Closer in time and space, Canada’s implementation of fair dealing began through the Copyright Act of 1921, as copied from the U.K. Copyright Act of 1911.  That marked the first time that fair dealing was codified in English law. Thanks to Isabella Alexander and Ariel Katz, we know that the legislators of the day sought to create in fair dealing a flexible standard that encompassed existing unauthorized uses which were endemic to the publishing sector (such as printing excerpts as necessary for review) as well as provide the basis for other reasonable uses.

Because the University requires you to submit your thesis to cIRcle (which, as mentioned above, means that it is published online) and also to submit your thesis to the Library and Archives Canada, the fair dealing exception is not available for use in your thesis

I have previously drawn attention to David Vaver’s explanation that the tradition of making graduate student work available is not in conflict with fair dealing. While the conduit of such availability was previously the university’s library, the fact that institutional repositories are now the norm does not affect its legitimacy. Our Copyright Act is technologically neutral.

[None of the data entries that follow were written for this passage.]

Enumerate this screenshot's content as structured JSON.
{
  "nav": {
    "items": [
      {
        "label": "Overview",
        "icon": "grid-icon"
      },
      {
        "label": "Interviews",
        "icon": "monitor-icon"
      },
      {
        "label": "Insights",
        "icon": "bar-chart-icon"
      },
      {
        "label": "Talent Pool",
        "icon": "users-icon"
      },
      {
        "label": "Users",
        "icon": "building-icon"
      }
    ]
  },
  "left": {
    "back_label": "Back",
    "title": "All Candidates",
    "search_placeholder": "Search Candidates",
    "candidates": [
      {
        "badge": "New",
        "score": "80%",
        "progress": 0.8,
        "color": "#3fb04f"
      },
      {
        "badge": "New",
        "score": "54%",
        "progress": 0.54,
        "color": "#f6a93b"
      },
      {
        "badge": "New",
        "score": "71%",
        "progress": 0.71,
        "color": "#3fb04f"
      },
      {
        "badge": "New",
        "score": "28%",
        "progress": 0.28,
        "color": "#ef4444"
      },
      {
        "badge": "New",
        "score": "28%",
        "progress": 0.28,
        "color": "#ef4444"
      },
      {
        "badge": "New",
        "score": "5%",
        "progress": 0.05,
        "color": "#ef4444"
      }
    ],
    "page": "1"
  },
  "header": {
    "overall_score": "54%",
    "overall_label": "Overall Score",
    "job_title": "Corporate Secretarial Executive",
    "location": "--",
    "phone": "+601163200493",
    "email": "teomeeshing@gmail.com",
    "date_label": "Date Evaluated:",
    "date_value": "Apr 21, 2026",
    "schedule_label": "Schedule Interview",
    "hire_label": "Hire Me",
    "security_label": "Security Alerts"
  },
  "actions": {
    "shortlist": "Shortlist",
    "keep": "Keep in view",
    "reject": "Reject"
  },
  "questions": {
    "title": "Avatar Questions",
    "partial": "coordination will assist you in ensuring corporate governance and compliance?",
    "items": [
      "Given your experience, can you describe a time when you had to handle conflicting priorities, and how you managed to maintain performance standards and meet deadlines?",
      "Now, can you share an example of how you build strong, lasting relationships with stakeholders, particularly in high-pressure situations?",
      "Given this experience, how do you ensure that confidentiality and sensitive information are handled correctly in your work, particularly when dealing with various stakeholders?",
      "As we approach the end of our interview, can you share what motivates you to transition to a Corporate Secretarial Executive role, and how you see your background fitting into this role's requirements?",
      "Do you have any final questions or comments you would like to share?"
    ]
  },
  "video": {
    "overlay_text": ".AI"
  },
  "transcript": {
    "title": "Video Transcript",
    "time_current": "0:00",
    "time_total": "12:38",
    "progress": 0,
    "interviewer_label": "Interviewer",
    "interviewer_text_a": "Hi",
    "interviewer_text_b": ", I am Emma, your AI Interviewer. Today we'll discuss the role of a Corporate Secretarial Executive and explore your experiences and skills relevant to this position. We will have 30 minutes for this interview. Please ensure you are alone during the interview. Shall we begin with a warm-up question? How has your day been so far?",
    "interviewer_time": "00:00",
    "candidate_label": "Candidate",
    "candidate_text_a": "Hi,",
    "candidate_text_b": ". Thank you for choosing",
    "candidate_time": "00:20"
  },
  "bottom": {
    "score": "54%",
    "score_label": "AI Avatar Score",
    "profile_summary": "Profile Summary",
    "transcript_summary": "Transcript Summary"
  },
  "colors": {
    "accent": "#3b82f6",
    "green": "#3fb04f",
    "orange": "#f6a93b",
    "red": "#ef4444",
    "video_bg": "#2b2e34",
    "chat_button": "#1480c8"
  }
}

A colleague raised a concern that license agreements by which many institutions obtain research publications, might contain language prohibiting further republishing. In terms of students’ uses, we have no case-law on this matter and likely will not, as such a dispute would not be favorable to a vendor. Students are not party to the negotiations of the institutional license, raising doubts as to how binding that language can be. In terms of the broader question of contracts v. the Copyright Act—which one will prevail?—in Royal Trust v. Potash (1986) the Supreme Court ruled that with respect to a benefit enacted in the public interest, “the long standing rule against waiver or contracting out should apply (para 40).” Of particular relevance to this analysis, was the Court’s position that the long standing rule applied regardless of whether or not the statute gave explicit protection to the benefit.

Finally, if institutions are so uncomfortable with relying on the indeterminacy of fair dealing (although, again, if committee members have done their work, students’ uses will implicitly be legitimate), we should not forget the precision of S29.21 (NonCommercial User Generated Content), which expressly protects unauthorized use of content as it pertains to the creation of a new work in which copyright subsists. Section 29.21 is not without conditions, but the nature of what a thesis or dissertation is makes abiding by those conditions seamless to the student.

Regardless of which measures under the Copyright Act a student leans on, or where their work is stored, a categorical claim that fair dealing does not apply to the creation of a thesis or dissertation is demonstrably false. Students, like all Canadians, are governed by the Copyright Act and entitled to all the rights therein.


* Among the purposes listed for amending the Copyright Act in 2012 was to “allow educators and students to make greater use of copyright material.” And at the completion of the Copyright Review in 2019, the Standing Committee for Industry, Science and Technology recommended fair dealing be amended such that its purposes served “as an illustrative list rather than an exhaustive one (p. 69).”

 

Update 17 March 2020
Am happy to report that I was informed that UBC has been working on revising their instructions to graduate students regarding fair dealing.